The Sealwoman’s Gift (2018): Sally Magnusson

★★★★

For those who judge books on their covers, this is a stunner. Just look at that beautiful design: the stylised waves and breakers; the woman’s face emerging eerily from curls of foam on the front; and the galleon surging towards a precipitous white city on the back. Based on historical fact and informed by an account written by one of its main characters, this remarkably assured debut novel tells the story of a group of Icelandic hostages kidnapped by Turkish corsairs in 1627. Carried off to exotic slavery in Ottoman Algiers, the captives must decide whether to cling to a dream of home, or adapt in order to prosper. How should one choose to live, when you’re never sure if you will ever see your family again? Which chances should be taken? How precious is faith? And what should one do when the charms of captivity threaten to eclipse the lure of home?

The historical account of this raid and its aftermath was written by the Reverend Ólafur Egilsson, pastor of the small community on Heimaey, largest of the Westman Islands on the south-eastern edge of Iceland. When we first meet him, he is one of many captives in the hold of a corsair ship sailing south-west towards Algiers, as his flock pine away around him and his wife Ásta struggles in the throes of childbirth. His high status brings him certain privileges with his captors, but also marks him out in another way. When the shipment of slaves arrives in Algiers, it is decided to send a messenger to King Christian IV of Denmark (then overlord of Iceland) to ask for a ransom. Ólafur, educated, honest and fervent, is that man. Separated from his wife and children, and from his parishioners, Ólafur must follow another path.

Ólafur’s appointment as messenger is historical fact. But it’s also narrative gold, because it gets him out of the way. His later account of the raid is written from the perspective of a literate Christian man – a priest used to homilies, and to understanding the world in a certain way. But Magnusson gives us the chance to stay behind in Algiers when Ólafur leaves and to see another side to the story: the side of those who had to compromise; the side of the women and children who found themselves taken into new households; the side of those who lived long enough in Algiers for it to make a difference. And this is the beauty of Magnusson’s novel. I imagine that in Ólafur’s account we have very clear notions of good and evil, infidel and faithful. But, through the unrecorded lives of those left behind, Magnusson has imagined a world with more nuance and subtlety.

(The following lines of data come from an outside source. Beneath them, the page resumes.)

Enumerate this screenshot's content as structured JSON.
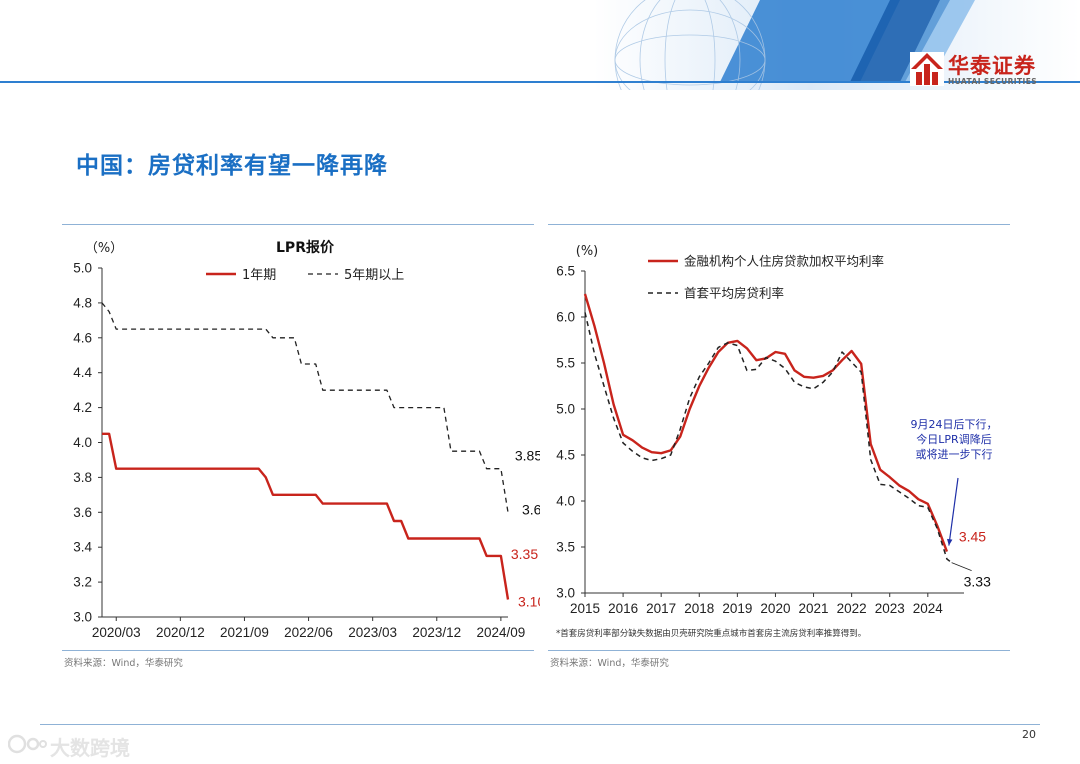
{
  "header": {
    "logo_cn": "华泰证券",
    "logo_en": "HUATAI SECURITIES",
    "brand_color": "#c8241c",
    "accent_color": "#1a6fc4"
  },
  "page": {
    "title": "中国：房贷利率有望一降再降",
    "number": "20",
    "watermark": "大数跨境"
  },
  "chart_data": [
    {
      "type": "line",
      "title": "LPR报价",
      "ylabel": "（%）",
      "ylim": [
        3.0,
        5.0
      ],
      "yticks": [
        "5.0",
        "4.8",
        "4.6",
        "4.4",
        "4.2",
        "4.0",
        "3.8",
        "3.6",
        "3.4",
        "3.2",
        "3.0"
      ],
      "xticks": [
        "2020/03",
        "2020/12",
        "2021/09",
        "2022/06",
        "2023/03",
        "2023/12",
        "2024/09"
      ],
      "x_start": "2020/01",
      "series": [
        {
          "name": "1年期",
          "color": "#c8241c",
          "style": "solid",
          "values": [
            [
              "2020/01",
              4.05
            ],
            [
              "2020/02",
              4.05
            ],
            [
              "2020/03",
              3.85
            ],
            [
              "2021/11",
              3.85
            ],
            [
              "2021/12",
              3.8
            ],
            [
              "2022/01",
              3.7
            ],
            [
              "2022/07",
              3.7
            ],
            [
              "2022/08",
              3.65
            ],
            [
              "2023/05",
              3.65
            ],
            [
              "2023/06",
              3.55
            ],
            [
              "2023/07",
              3.55
            ],
            [
              "2023/08",
              3.45
            ],
            [
              "2024/06",
              3.45
            ],
            [
              "2024/07",
              3.35
            ],
            [
              "2024/09",
              3.35
            ],
            [
              "2024/10",
              3.1
            ]
          ]
        },
        {
          "name": "5年期以上",
          "color": "#222222",
          "style": "dashed",
          "values": [
            [
              "2020/01",
              4.8
            ],
            [
              "2020/02",
              4.75
            ],
            [
              "2020/03",
              4.65
            ],
            [
              "2021/11",
              4.65
            ],
            [
              "2021/12",
              4.65
            ],
            [
              "2022/01",
              4.6
            ],
            [
              "2022/04",
              4.6
            ],
            [
              "2022/05",
              4.45
            ],
            [
              "2022/07",
              4.45
            ],
            [
              "2022/08",
              4.3
            ],
            [
              "2023/05",
              4.3
            ],
            [
              "2023/06",
              4.2
            ],
            [
              "2024/01",
              4.2
            ],
            [
              "2024/02",
              3.95
            ],
            [
              "2024/06",
              3.95
            ],
            [
              "2024/07",
              3.85
            ],
            [
              "2024/09",
              3.85
            ],
            [
              "2024/10",
              3.6
            ]
          ]
        }
      ],
      "end_labels": [
        {
          "text": "3.85",
          "series": "5年期以上",
          "at": [
            "2024/09",
            3.85
          ]
        },
        {
          "text": "3.60",
          "series": "5年期以上",
          "at": [
            "2024/10",
            3.6
          ]
        },
        {
          "text": "3.35",
          "series": "1年期",
          "at": [
            "2024/09",
            3.35
          ]
        },
        {
          "text": "3.10",
          "series": "1年期",
          "at": [
            "2024/10",
            3.1
          ]
        }
      ],
      "source": "资料来源：Wind，华泰研究"
    },
    {
      "type": "line",
      "ylabel": "(%)",
      "ylim": [
        3.0,
        6.5
      ],
      "yticks": [
        "6.5",
        "6.0",
        "5.5",
        "5.0",
        "4.5",
        "4.0",
        "3.5",
        "3.0"
      ],
      "xticks": [
        "2015",
        "2016",
        "2017",
        "2018",
        "2019",
        "2020",
        "2021",
        "2022",
        "2023",
        "2024"
      ],
      "series": [
        {
          "name": "金融机构个人住房贷款加权平均利率",
          "color": "#c8241c",
          "style": "solid",
          "values": [
            [
              2015.0,
              6.25
            ],
            [
              2015.25,
              5.9
            ],
            [
              2015.5,
              5.5
            ],
            [
              2015.75,
              5.05
            ],
            [
              2016.0,
              4.72
            ],
            [
              2016.25,
              4.66
            ],
            [
              2016.5,
              4.58
            ],
            [
              2016.75,
              4.53
            ],
            [
              2017.0,
              4.52
            ],
            [
              2017.25,
              4.55
            ],
            [
              2017.5,
              4.7
            ],
            [
              2017.75,
              5.0
            ],
            [
              2018.0,
              5.25
            ],
            [
              2018.25,
              5.45
            ],
            [
              2018.5,
              5.62
            ],
            [
              2018.75,
              5.72
            ],
            [
              2019.0,
              5.74
            ],
            [
              2019.25,
              5.66
            ],
            [
              2019.5,
              5.53
            ],
            [
              2019.75,
              5.55
            ],
            [
              2020.0,
              5.62
            ],
            [
              2020.25,
              5.6
            ],
            [
              2020.5,
              5.42
            ],
            [
              2020.75,
              5.35
            ],
            [
              2021.0,
              5.34
            ],
            [
              2021.25,
              5.36
            ],
            [
              2021.5,
              5.42
            ],
            [
              2021.75,
              5.53
            ],
            [
              2022.0,
              5.63
            ],
            [
              2022.25,
              5.49
            ],
            [
              2022.5,
              4.62
            ],
            [
              2022.75,
              4.34
            ],
            [
              2023.0,
              4.26
            ],
            [
              2023.25,
              4.17
            ],
            [
              2023.5,
              4.11
            ],
            [
              2023.75,
              4.02
            ],
            [
              2024.0,
              3.97
            ],
            [
              2024.25,
              3.73
            ],
            [
              2024.5,
              3.45
            ]
          ]
        },
        {
          "name": "首套平均房贷利率",
          "color": "#222222",
          "style": "dashed",
          "values": [
            [
              2015.0,
              6.05
            ],
            [
              2015.25,
              5.6
            ],
            [
              2015.5,
              5.25
            ],
            [
              2015.75,
              4.9
            ],
            [
              2016.0,
              4.63
            ],
            [
              2016.25,
              4.54
            ],
            [
              2016.5,
              4.47
            ],
            [
              2016.75,
              4.44
            ],
            [
              2017.0,
              4.46
            ],
            [
              2017.25,
              4.5
            ],
            [
              2017.5,
              4.78
            ],
            [
              2017.75,
              5.12
            ],
            [
              2018.0,
              5.35
            ],
            [
              2018.25,
              5.5
            ],
            [
              2018.5,
              5.67
            ],
            [
              2018.75,
              5.72
            ],
            [
              2019.0,
              5.69
            ],
            [
              2019.25,
              5.42
            ],
            [
              2019.5,
              5.43
            ],
            [
              2019.75,
              5.56
            ],
            [
              2020.0,
              5.52
            ],
            [
              2020.25,
              5.44
            ],
            [
              2020.5,
              5.29
            ],
            [
              2020.75,
              5.24
            ],
            [
              2021.0,
              5.22
            ],
            [
              2021.25,
              5.29
            ],
            [
              2021.5,
              5.4
            ],
            [
              2021.75,
              5.62
            ],
            [
              2022.0,
              5.51
            ],
            [
              2022.25,
              5.4
            ],
            [
              2022.5,
              4.45
            ],
            [
              2022.75,
              4.18
            ],
            [
              2023.0,
              4.17
            ],
            [
              2023.25,
              4.1
            ],
            [
              2023.5,
              4.03
            ],
            [
              2023.75,
              3.95
            ],
            [
              2024.0,
              3.93
            ],
            [
              2024.25,
              3.7
            ],
            [
              2024.5,
              3.37
            ],
            [
              2024.625,
              3.33
            ]
          ]
        }
      ],
      "end_labels": [
        {
          "text": "3.45",
          "series": "金融机构个人住房贷款加权平均利率"
        },
        {
          "text": "3.33",
          "series": "首套平均房贷利率"
        }
      ],
      "annotation": {
        "lines": [
          "9月24日后下行，",
          "今日LPR调降后",
          "或将进一步下行"
        ],
        "color": "#1e2fa8"
      },
      "footnote": "*首套房贷利率部分缺失数据由贝壳研究院重点城市首套房主流房贷利率推算得到。",
      "source": "资料来源：Wind，华泰研究"
    }
  ]
}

Ásta has always loved ancient stories and sagas, much to the disapproval of her older husband. In Algiers, she finds new uses for stories as a way to preserve the memory of her old life, to remind her children of their heritage, and to form bonds with others in her new home – in the house of the wealthy Moor Cilleby. For here, on the sun-drenched rooftops above the city, Ásta learns new stories – a whole world of stories! – from the deeds of Scheherazade to the tales of the pert servant girl Sympathy. Stories, too, bring her close to her master Cilleby, who develops an ironic taste for the wild sagas of ancient Iceland – and for the proud, challenging woman who tells them. And stories, perhaps, begin to take the place of something else between them – something that neither of them can or dares to openly articulate.

Parts of this book reminded me so much of The Abduction from the Seraglio, in the sense of the relationship between Ásta and Cilleby. Like Pasha Selim, Cilleby is an educated and generous man, a loving father, and a gracious captor. Like Constance (at least, in the David McVicar version I’ve seen), Ásta is torn between head and heart, past and future. As the years pass and Christian IV of Denmark fails to find any money for ransoms, she begins to believe that the decision will be taken out of her hands. But far away in Iceland, her husband Ólafur is desperately rallying support to raise money to bring their countrymen home – whatever the cost. Little do either of them know how great a journey lies ahead of them – not only of the body, but also of the heart.

Although this lovely tale is romantic and poignant, it never loses itself in sentiment. It gives a voice to women, but isn’t a book purely for women: its scope is much broader than that, dealing with questions that are common to us all. How can we cope with exile, the loss of family members and the fear that we might never see home again? How can we weigh up different kinds of love, as parent, spouse, potential lover? Is present love more seductive than absent love? Is freedom always to be preferred over slavery? As to this last, it’s ironically in the condition of slavery that Ásta finds herself free, for the first time in her life, to make her own decisions – an intoxicating prospect but also a terrifying one, because her future is now her own responsibility.

Sensitive, intelligent and luxuriously imaginative, it must be one of the very few novels to deal with this later period in Iceland’s history – not to mention the Westman Islands. Of course, I now itch to go there, to these bleak, windswept and yet beautiful places, full of seabirds and puffins. Magnusson, as you may have guessed from the name, is the daughter of Magnus Magnusson (himself a proud chronicler of Nordic legends), and every page of her novel testifies to her love of Iceland’s history and culture: the sagas, the legends, the land itself. Vivid, haunting and tantalising.